A Muslim legal expert says it is wrong to "take sides" for the girl who must be punished if she is guilty. "Let us pray for Rimsha and her family," says Islamabad bishop. The government should use the case as "an example" and take the "right measures" to stop abuses, he adds. Fears remain for the fate of 600 Christian families that fled their homes.

Islamabad (AsiaNews) - Despite appeals by Pakistani ulemas, Muslim religious scholars and legal experts believe that "it is wrong to show sympathy" to Rimsha Masih who must be judged according to the law. The Pakistan Penal Code imposes life in prison on anyone who commits blasphemy, unless some madman or organised group executes the "culprit" before he or she is tried for breaking the 'black law,' something that has already happened in the past. For Maulana Najeeb, a Muslim expert on Islam and the Qur'an, told AsiaNews that the court will decide her guilt, that people "should not take sides" because she should be judged "according to the law."

Under pressure from religious leaders present in the courtroom, the the blasphemy trial of Rimsha Masih was postponed. The 13-year-old girl was jailed for burning pages of the Qur'an.
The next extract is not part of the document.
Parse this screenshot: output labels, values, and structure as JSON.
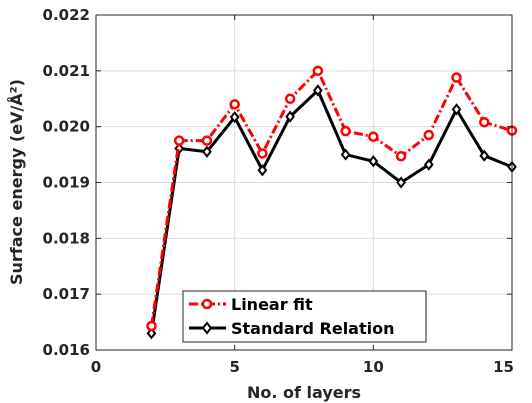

Through their lawyers, Islamists challenged the medical report that said that the girl was underage and suffering from unspecified mental problems. For her accusers, the medical report is too lenient towards, showing favouritism.

Tensions in the courtroom was palpable, raising fears about Rimsha's life, which appears to be hanging on a thread, especially since the last hearing should settle her remand in custody.

As they wait for the hearing, Pakistani Christians are keeping hope alive, even though the girl's legal situation has been made complicated by the opposition's challenge.

"Let us pray for Rimsha and her family," Mgr Rufin Anthony told AsiaNews. "We hope for good news on 1 September," said the prelate, who is the bishop of Islamabad-Rawalpindi.

"Let this case be an example for the government," he added, "so that it takes the right measures to guarantee the security of religious minorities."

The fate of 600 Christian families that fled Mehrabad G11, an Islamabad suburb, is still uncertain. They abandoned their homes fearing a revenge attack similar to the one in Gojra in 2009, when a mob incited by local imams attacked Christians because of an alleged case of blasphemy.

At present, the families are dispersed in groups in various parts of the capital. The authorities had said they would provide them with shelter, food and security, but so far they have done nothing concrete. As usual promises were not maintained. "They abandoned us," some of them cried out.